Latvia's public administrations procuring IT solutions need to formulate bids that allow real competition, that do not hinder bidders from suggesting open source solutions and must include vendor-independent technical specifications, recommend the Latvian Open Technology Association and Latvia's Procurement Monitoring Bureau in a report published in July.
Their procurement report is titled 'Issues and Recommendations in IT procurement'. The tackles a broad range of problems found in the country's IT procurement. A few of these conflicts are related to open source and open standards.
For example, public administrations sometimes ban the use of software published under open source licences, such as the GNU Public Licence. The organisations note that these contracting authorities erroneously believe that such a licence forces them to make public the derived software solution.

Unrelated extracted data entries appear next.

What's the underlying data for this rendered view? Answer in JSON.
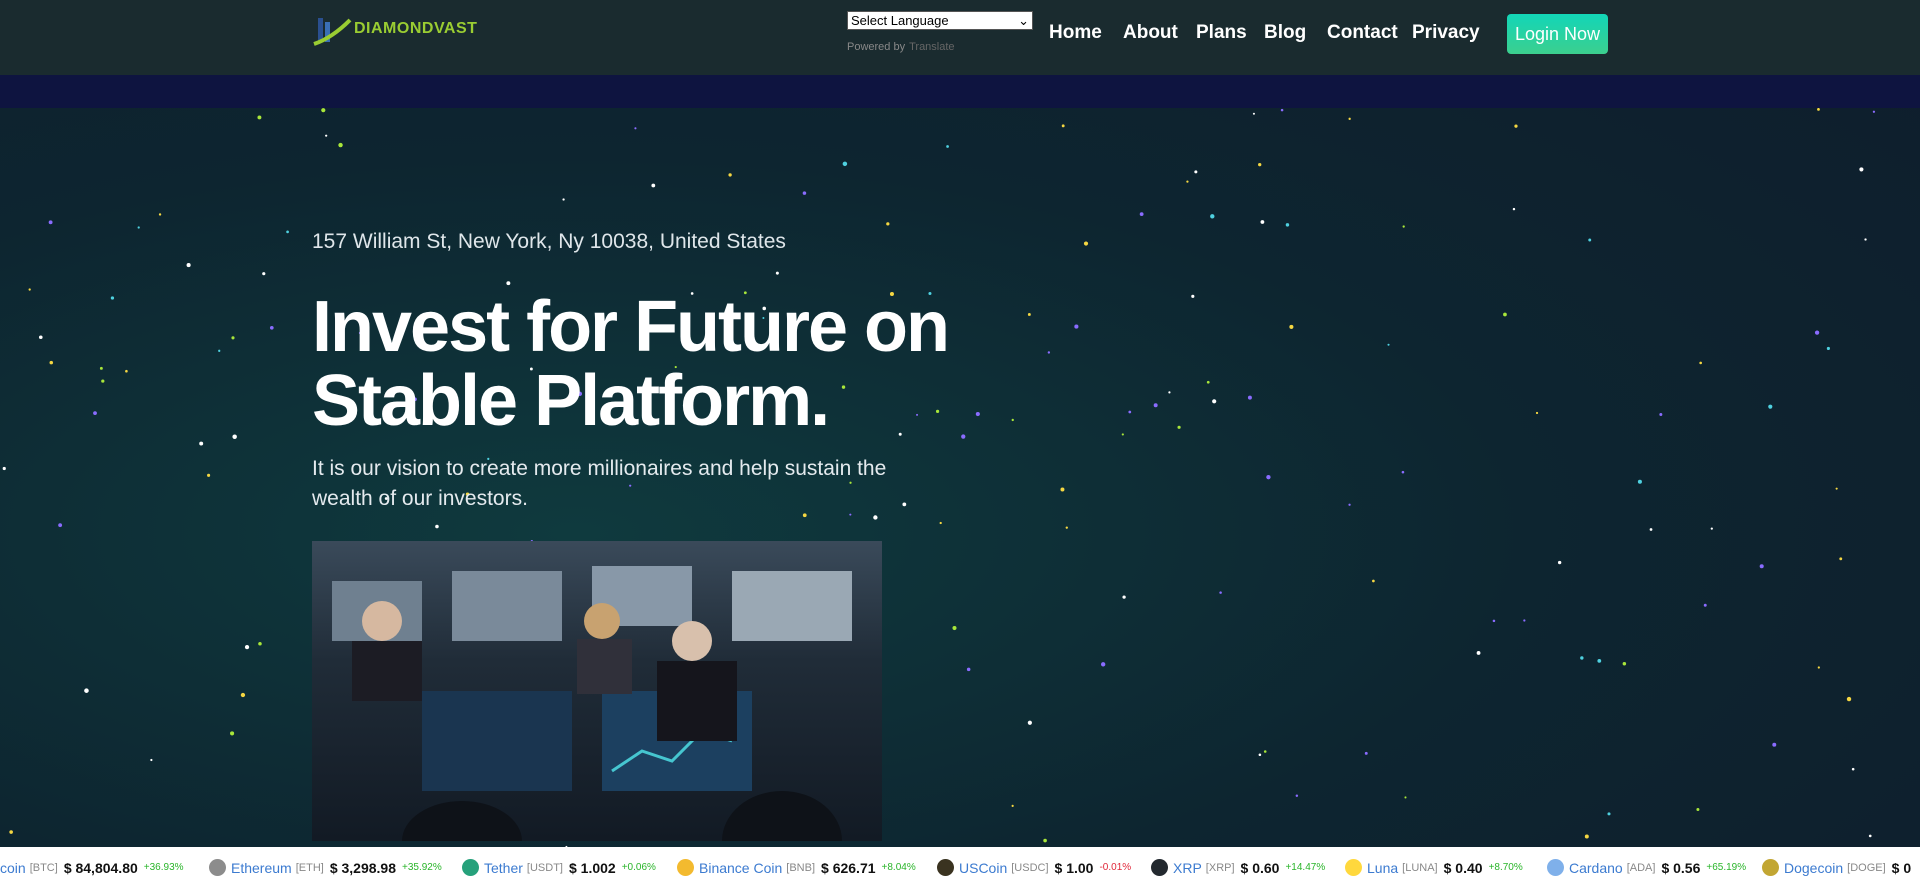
{
  "header": {
    "logo": "DIAMONDVAST",
    "language_select": "Select Language",
    "powered_by": "Powered by",
    "translate": "Translate",
    "nav": [
      "Home",
      "About",
      "Plans",
      "Blog",
      "Contact",
      "Privacy"
    ],
    "login": "Login Now"
  },
  "hero": {
    "address": "157 William St, New York, Ny 10038, United States",
    "title_line1": "Invest for Future on",
    "title_line2": "Stable Platform.",
    "description": "It is our vision to create more millionaires and help sustain the wealth of our investors."
  },
  "ticker": [
    {
      "name": "coin",
      "symbol": "[BTC]",
      "price": "$ 84,804.80",
      "change": "+36.93%",
      "color": "#f7931a",
      "up": true
    },
    {
      "name": "Ethereum",
      "symbol": "[ETH]",
      "price": "$ 3,298.98",
      "change": "+35.92%",
      "color": "#8c8c8c",
      "up": true
    },
    {
      "name": "Tether",
      "symbol": "[USDT]",
      "price": "$ 1.002",
      "change": "+0.06%",
      "color": "#26a17b",
      "up": true
    },
    {
      "name": "Binance Coin",
      "symbol": "[BNB]",
      "price": "$ 626.71",
      "change": "+8.04%",
      "color": "#f3ba2f",
      "up": true
    },
    {
      "name": "USCoin",
      "symbol": "[USDC]",
      "price": "$ 1.00",
      "change": "-0.01%",
      "color": "#3a3320",
      "up": false
    },
    {
      "name": "XRP",
      "symbol": "[XRP]",
      "price": "$ 0.60",
      "change": "+14.47%",
      "color": "#23292f",
      "up": true
    },
    {
      "name": "Luna",
      "symbol": "[LUNA]",
      "price": "$ 0.40",
      "change": "+8.70%",
      "color": "#ffd83d",
      "up": true
    },
    {
      "name": "Cardano",
      "symbol": "[ADA]",
      "price": "$ 0.56",
      "change": "+65.19%",
      "color": "#7fb0ea",
      "up": true
    },
    {
      "name": "Dogecoin",
      "symbol": "[DOGE]",
      "price": "$ 0",
      "change": "",
      "color": "#c2a633",
      "up": true
    }
  ],
  "colors": {
    "up": "#2ab52a",
    "down": "#e0283a",
    "accent": "#12d6b8"
  }
}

In addition to pointing out the error, the organisations encourage public administrations to increase their use of free and open source software. "Software development paid for by the taxpayers should be made publicly available, to enable sharing and reuse and for the public interest."

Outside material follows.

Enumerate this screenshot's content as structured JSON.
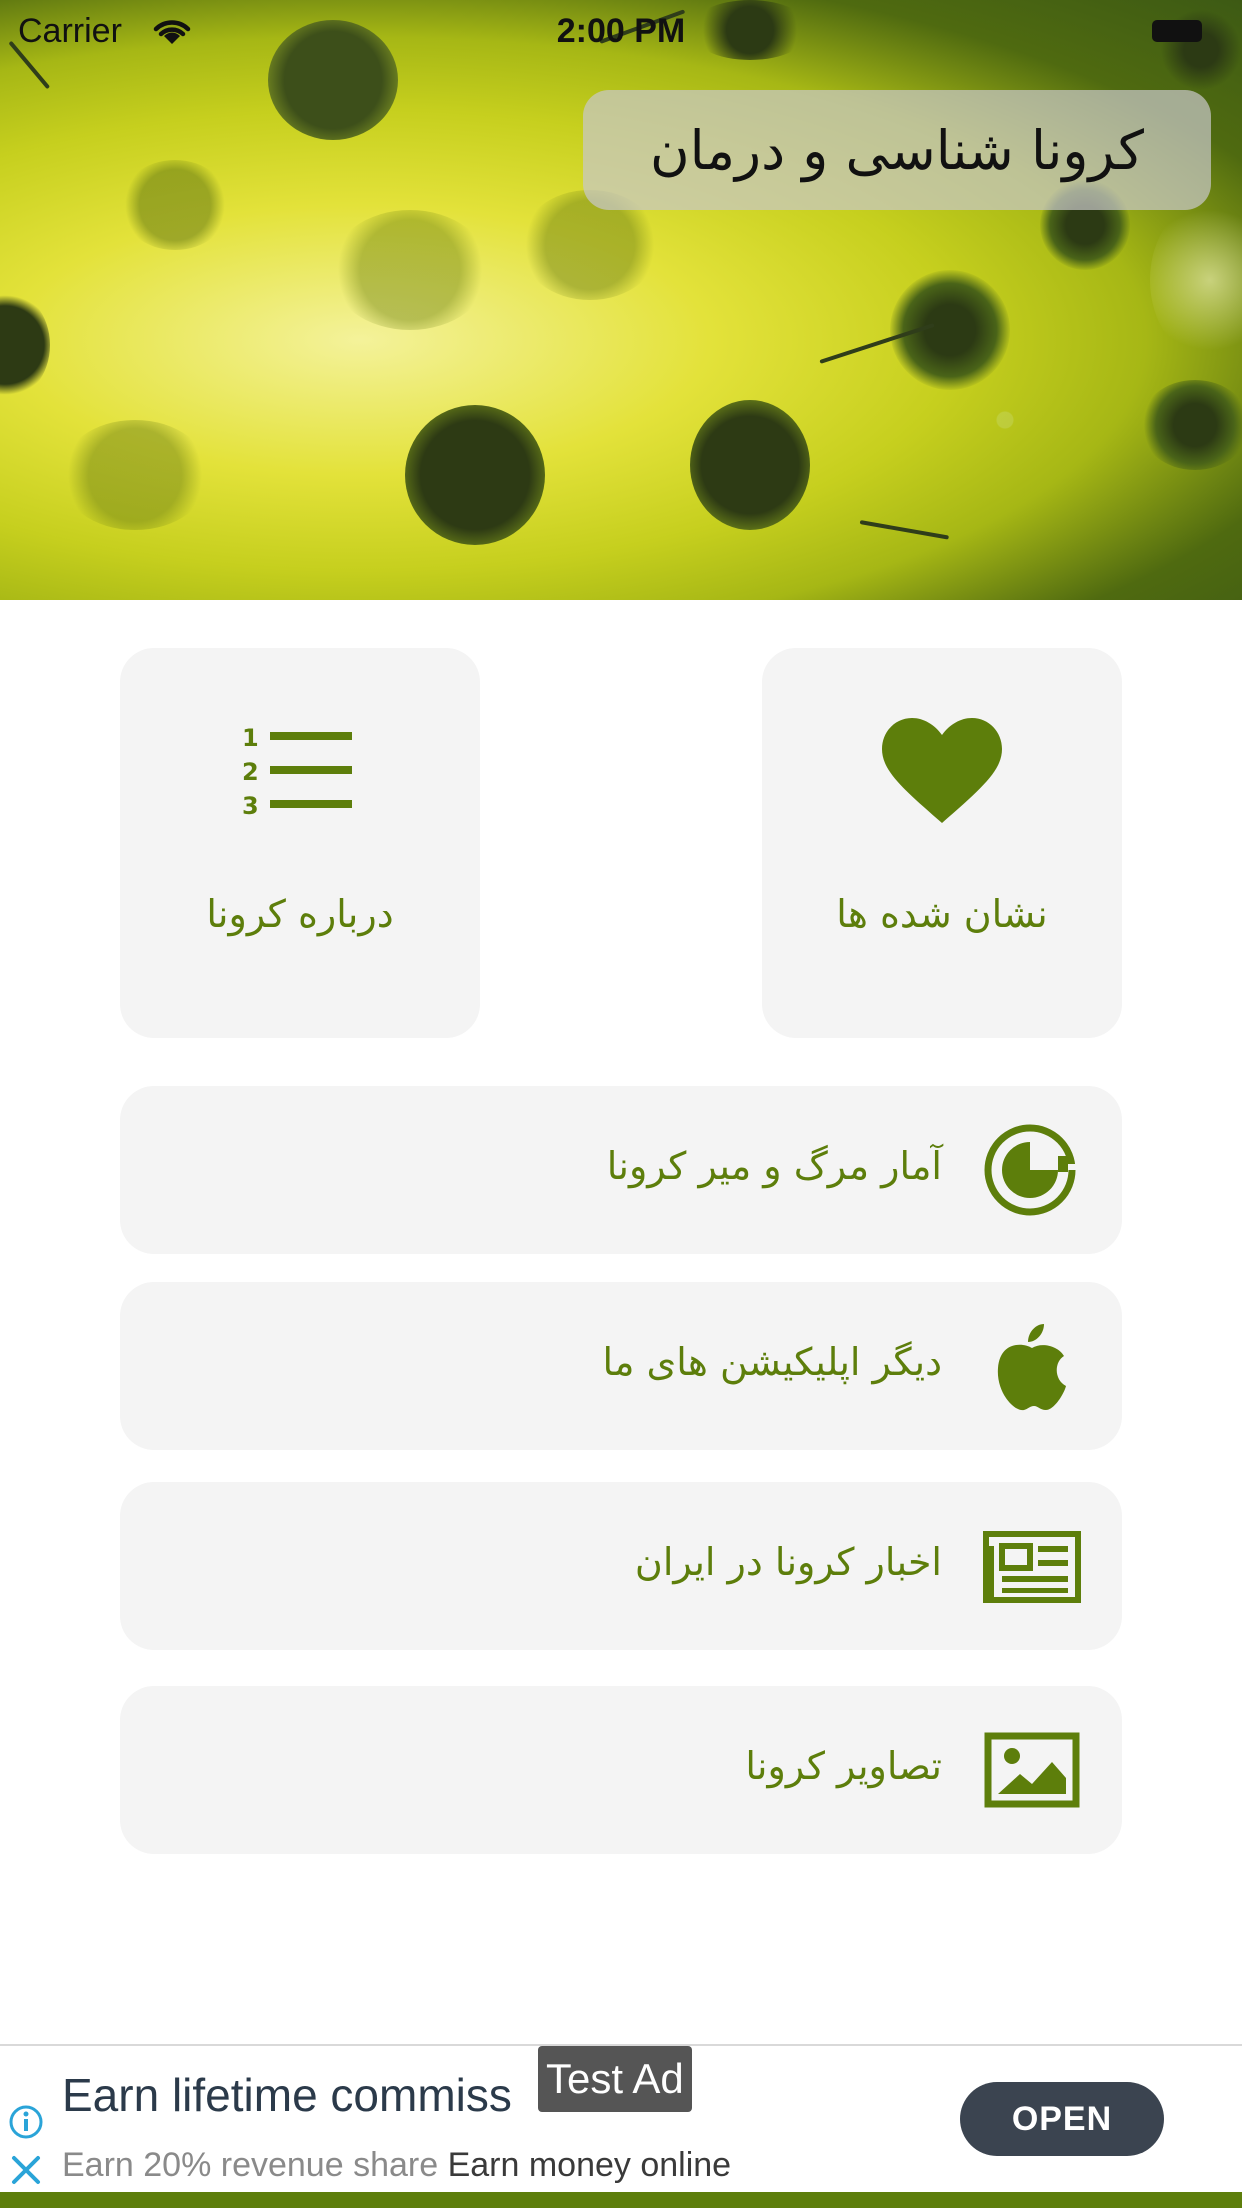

The report also describes how technical specifications can limit competition. Examples include limiting the type of database management system that can be offered, or by demanding software interface requirements only sold by a single proprietary software vendor.

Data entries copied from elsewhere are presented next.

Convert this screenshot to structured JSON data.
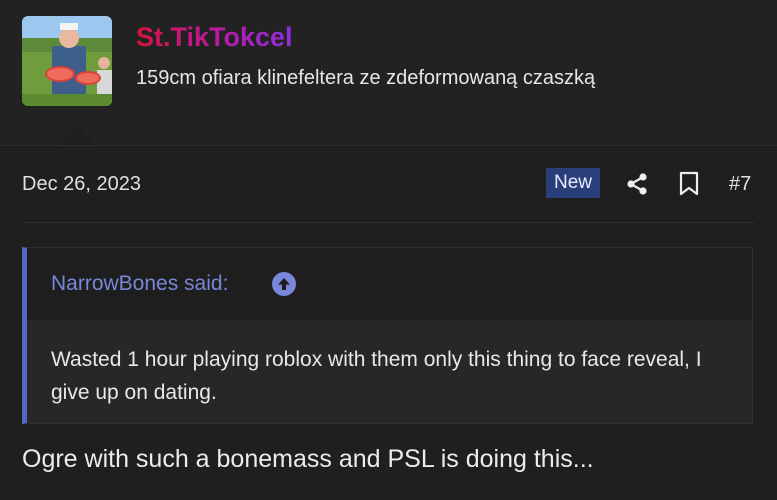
{
  "user": {
    "name": "St.TikTokcel",
    "title": "159cm ofiara klinefeltera ze zdeformowaną czaszką"
  },
  "post": {
    "date": "Dec 26, 2023",
    "badge": "New",
    "number": "#7",
    "message": "Ogre with such a bonemass and PSL is doing this..."
  },
  "quote": {
    "author_line": "NarrowBones said:",
    "text": "Wasted 1 hour playing roblox with them only this thing to face reveal, I give up on dating."
  },
  "icons": {
    "share": "share-icon",
    "bookmark": "bookmark-icon",
    "quote_jump": "arrow-up-circle-icon"
  },
  "colors": {
    "background": "#1f1f1f",
    "username_gradient": [
      "#d8123e",
      "#8e2ee0"
    ],
    "quote_accent": "#5667c8",
    "badge_bg": "#2a3f7a"
  }
}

In a statement published by the Latvian Open Technology Association last week, LATA board member Peteris Sliede explains that the group over the past years has noted several such shortcomings in IT procurement in the public sector. "Our procurement guide will help public administrations formulate requirements and prepare procurement. We hope that our recommendations become a practical guide for all procurement specialists."
Sliede recommends that public authorities allow competing contractors and consultants to recommend solutions before large-scale IT procurement documents are published. "This would help asses the range of available technical solutions and could ensure that there actually will be competition."
Work on the procurement guide started last year, following a workshop on problems in public procurement of IT, organised by LATA.